The landscape of outstanding features Ovčar-Kablar Gorge was declared in 2001, when the gorge was placed under protection as the natural monument. The protected area covers 25 km2. Main basis for the protection include "West Morava's break through the massifs of the Ovčar and Kablar mountains, cutting a unique gorge". Principal characteristics of the gorge are prominent bends of the river bed, which form three "pinched meanders". Forests, wild life and monasteries are credited, with geographic features, for creating area's distinctive memorial and spiritual heritage. In April 2021 plans were announced for enlarging the protected zone, doubling its size.

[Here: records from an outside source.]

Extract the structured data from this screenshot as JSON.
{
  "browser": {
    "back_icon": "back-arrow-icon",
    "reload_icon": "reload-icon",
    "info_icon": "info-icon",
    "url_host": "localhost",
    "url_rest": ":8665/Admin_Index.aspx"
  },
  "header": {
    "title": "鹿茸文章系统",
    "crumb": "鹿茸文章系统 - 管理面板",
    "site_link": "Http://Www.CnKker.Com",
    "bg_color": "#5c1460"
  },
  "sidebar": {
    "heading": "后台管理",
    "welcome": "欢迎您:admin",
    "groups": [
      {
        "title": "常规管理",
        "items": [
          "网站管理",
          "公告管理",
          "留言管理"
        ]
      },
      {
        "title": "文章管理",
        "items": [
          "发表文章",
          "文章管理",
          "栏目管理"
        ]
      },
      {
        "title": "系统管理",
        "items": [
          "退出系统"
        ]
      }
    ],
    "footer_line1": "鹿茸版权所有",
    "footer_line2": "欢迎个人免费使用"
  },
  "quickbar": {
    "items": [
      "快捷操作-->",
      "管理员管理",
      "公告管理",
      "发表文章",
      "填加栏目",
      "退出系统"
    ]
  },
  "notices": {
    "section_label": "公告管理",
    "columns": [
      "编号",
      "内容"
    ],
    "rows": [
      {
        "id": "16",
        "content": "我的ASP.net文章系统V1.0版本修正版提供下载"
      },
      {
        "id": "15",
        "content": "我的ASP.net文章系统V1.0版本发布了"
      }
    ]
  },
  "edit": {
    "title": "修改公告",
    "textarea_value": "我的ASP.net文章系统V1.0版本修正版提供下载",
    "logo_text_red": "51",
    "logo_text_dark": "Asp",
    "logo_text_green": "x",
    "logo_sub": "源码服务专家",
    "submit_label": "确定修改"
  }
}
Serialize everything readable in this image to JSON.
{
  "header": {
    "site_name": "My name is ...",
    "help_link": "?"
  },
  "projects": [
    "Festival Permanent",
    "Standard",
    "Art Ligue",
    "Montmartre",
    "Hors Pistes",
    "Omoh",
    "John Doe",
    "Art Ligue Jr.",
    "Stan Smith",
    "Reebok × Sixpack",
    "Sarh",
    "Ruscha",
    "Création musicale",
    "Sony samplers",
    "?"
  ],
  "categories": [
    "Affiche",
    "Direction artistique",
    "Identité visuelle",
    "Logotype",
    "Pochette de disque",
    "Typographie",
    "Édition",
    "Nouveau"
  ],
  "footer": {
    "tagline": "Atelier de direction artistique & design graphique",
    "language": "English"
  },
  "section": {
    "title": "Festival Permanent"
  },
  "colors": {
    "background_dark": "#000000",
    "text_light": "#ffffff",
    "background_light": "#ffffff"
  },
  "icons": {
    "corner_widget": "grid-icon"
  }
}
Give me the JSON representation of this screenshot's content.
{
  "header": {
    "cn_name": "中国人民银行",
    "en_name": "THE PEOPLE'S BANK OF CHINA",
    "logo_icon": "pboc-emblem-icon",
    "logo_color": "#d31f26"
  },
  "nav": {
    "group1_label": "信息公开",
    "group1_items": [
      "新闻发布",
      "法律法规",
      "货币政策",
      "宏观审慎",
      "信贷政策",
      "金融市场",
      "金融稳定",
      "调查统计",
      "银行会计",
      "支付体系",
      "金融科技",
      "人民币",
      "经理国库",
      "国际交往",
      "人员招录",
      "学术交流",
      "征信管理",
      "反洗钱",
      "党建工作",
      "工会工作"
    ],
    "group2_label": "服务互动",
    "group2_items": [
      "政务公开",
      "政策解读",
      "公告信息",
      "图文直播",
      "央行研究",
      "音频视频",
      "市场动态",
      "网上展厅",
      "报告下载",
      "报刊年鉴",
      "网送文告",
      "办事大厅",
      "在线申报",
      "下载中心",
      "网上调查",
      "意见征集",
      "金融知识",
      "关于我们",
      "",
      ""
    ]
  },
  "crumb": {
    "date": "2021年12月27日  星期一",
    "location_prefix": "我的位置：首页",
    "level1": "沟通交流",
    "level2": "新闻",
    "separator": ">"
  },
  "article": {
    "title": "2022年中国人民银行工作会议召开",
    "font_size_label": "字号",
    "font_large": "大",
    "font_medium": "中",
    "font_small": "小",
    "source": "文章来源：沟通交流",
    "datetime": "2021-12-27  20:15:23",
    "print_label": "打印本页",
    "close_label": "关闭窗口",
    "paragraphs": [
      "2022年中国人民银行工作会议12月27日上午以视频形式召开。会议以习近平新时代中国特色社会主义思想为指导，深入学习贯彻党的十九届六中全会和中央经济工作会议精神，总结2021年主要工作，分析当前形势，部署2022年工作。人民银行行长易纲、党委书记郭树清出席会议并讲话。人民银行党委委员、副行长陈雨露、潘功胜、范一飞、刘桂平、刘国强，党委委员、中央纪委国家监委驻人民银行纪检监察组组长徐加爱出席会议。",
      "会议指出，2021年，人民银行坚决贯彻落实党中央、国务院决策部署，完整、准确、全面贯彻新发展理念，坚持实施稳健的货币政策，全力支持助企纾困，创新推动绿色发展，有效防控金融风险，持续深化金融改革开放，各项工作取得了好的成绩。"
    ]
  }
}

In September 2023 plans were announced for the construction of a glass, cantilever skywalk in the center of the gorge, and the assess road to it. It should replace the existing wooden scenic viewpoint. While the politicians and investors pushed the idea which would place the location at "top 10 skywalk destinations", the environmentalists are against it, claiming it will disturb the biodiversity. Also, in the spatial plan for the protected area which the government adopted, there was no mention of a skywalk. They also blocked the construction of the access roads to the skywalk's construction site and stated that resident need sewage system rather than a skywalk.

Local administration in Čačak replied that this would "revitalize this part of Serbia", that they didn't expect anyone would be "against the better future" for the residents, and that plans were made already in 2017. Mayor of Čačak, Milun Todorović, said that similar skywalk on the Biokovo mountain in Croatia "pours millions of euros" into local budgets.